In his first trip as Chinese President to the Korean peninsula, and his first overseas trip exclusively to one country, Xi told his ROK counterpart Park Geun-hye the two sides should become partners that share common development, promote regional peace and Asia's revitalization, and boost world prosperity.
While China and the ROK have for long towered in the Asian landscape as pillars of development, such a partnership will play a vital role in ensuring the growth and prosperity of the region.
More than 200 business leaders jointed Xi's tour, the largest delegation of its kind to visit the ROK, highlighting China's desire to enhance economic ties with its neighbor.
The China-ROK free trade agreement has optimistic prospects as Beijing and Seoul are making efforts to conclude negotiations before the end of this year.
Once established, the FTA will provide a driving force for the progress of a China-Japan-ROK FTA and economic integration in East Asia.
The agreement to achieve yuan-to-won trading will mitigate exchange rate risks and help bilateral trade growth in a more predictable way, thus paving the way to reach the 300-billion-U.S.-dollar annual trade target for 2015.

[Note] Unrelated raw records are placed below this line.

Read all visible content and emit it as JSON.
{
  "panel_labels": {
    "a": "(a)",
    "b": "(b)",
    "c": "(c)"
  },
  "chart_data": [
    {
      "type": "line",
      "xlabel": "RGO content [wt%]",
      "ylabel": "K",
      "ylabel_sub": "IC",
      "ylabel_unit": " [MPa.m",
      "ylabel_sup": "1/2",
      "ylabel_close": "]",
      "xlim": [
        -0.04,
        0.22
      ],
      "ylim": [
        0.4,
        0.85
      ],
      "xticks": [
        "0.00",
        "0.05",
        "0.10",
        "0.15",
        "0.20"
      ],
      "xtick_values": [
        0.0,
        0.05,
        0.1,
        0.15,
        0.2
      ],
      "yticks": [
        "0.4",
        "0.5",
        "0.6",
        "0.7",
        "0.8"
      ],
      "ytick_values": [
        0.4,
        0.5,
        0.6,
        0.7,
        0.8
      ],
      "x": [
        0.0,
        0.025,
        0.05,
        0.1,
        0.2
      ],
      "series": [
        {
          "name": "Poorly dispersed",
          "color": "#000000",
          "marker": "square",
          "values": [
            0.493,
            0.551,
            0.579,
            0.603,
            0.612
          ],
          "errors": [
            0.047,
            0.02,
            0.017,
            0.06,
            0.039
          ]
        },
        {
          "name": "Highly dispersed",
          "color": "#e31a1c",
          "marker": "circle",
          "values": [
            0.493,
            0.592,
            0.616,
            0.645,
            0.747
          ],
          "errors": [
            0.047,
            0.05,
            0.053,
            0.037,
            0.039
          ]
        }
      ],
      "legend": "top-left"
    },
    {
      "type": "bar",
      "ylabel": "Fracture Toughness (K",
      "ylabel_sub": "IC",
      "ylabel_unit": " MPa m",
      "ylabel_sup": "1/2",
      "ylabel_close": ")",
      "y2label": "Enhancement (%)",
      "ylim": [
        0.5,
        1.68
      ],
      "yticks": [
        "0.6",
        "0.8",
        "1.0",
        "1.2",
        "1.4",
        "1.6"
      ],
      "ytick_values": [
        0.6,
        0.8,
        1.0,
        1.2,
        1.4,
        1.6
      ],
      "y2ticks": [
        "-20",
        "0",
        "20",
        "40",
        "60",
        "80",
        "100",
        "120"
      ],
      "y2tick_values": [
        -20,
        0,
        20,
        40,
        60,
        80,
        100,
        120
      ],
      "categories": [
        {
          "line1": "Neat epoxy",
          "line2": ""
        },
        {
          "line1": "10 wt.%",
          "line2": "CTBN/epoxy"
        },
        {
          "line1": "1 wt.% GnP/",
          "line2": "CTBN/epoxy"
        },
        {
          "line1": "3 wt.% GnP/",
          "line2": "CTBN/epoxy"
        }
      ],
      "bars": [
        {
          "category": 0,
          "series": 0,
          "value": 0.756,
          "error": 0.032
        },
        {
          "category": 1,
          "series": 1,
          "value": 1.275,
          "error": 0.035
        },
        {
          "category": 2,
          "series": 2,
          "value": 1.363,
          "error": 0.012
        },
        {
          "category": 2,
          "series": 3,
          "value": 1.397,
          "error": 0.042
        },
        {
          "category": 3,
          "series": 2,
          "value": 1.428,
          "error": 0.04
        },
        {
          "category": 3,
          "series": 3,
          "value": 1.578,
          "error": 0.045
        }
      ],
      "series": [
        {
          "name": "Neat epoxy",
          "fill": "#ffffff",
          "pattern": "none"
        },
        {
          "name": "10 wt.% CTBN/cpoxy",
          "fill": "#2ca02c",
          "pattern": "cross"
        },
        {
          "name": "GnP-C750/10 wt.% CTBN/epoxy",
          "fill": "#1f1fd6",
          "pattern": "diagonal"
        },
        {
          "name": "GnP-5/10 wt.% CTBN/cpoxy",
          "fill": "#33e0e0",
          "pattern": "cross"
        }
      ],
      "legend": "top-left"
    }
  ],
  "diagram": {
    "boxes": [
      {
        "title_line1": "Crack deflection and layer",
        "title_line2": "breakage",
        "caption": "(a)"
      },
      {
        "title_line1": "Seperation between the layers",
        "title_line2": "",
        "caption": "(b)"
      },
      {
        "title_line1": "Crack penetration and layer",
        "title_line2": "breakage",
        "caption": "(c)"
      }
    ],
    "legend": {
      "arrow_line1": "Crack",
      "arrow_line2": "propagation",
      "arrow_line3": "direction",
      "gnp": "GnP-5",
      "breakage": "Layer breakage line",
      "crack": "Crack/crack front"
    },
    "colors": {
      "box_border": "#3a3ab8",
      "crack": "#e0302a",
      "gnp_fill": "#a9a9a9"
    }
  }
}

While the two countries' efforts to pursue common interests in economic fields will benefit Asian countries, the promise to cooperate on political and security fronts is also good news for the region.
Beijing and Seoul vowed to live up to their shared and inescapable responsibility in maintaining regional tranquility. The consensus is essential as northeast Asia today is far from stable.
Japanese Prime Minister Shinzo Abe is promoting rightist policies and denying Japan's wartime atrocities. His administration's reinterpretation of the pacifist constitution has posed a grave menace to regional stability. Recent war games and missile tests on the Korean Peninsula are also worrisome to the region.
During the meeting, Xi said the two countries could jointly hold memorial activities next year on the occasions of the victory of the War of Resistance against Japanese Aggression and of the liberation of the Korean Peninsula from Japan's colonial rule.
Both countries have underscored their firm objection to the development of nuclear weapons on the Korean Peninsula. And Beijing spoke highly of Seoul's proactive efforts in improving relations between the north and the south to realize reconciliation.
Based on mutual trust and respect, the China-ROK cooperation on these core concerns will help arrest security hazards and defuse tension, injecting positive energy to the peace and stability of northeast Asia.
Previously, the relationship between the ROK and China was termed "hot in economy, cold in politics." The concrete common measures the two state leaders agree to take will undoubtedly improve bilateral political ties to become "hot in economy, warm in politics."
Xi has said the visits between leaders of the two countries are like "drop-ins among relatives."
As the two sides pool their wisdom and resources to solve common problems, the ties between "relatives" will be based on more solid ground and provide a model relationship that countries in the region can learn from.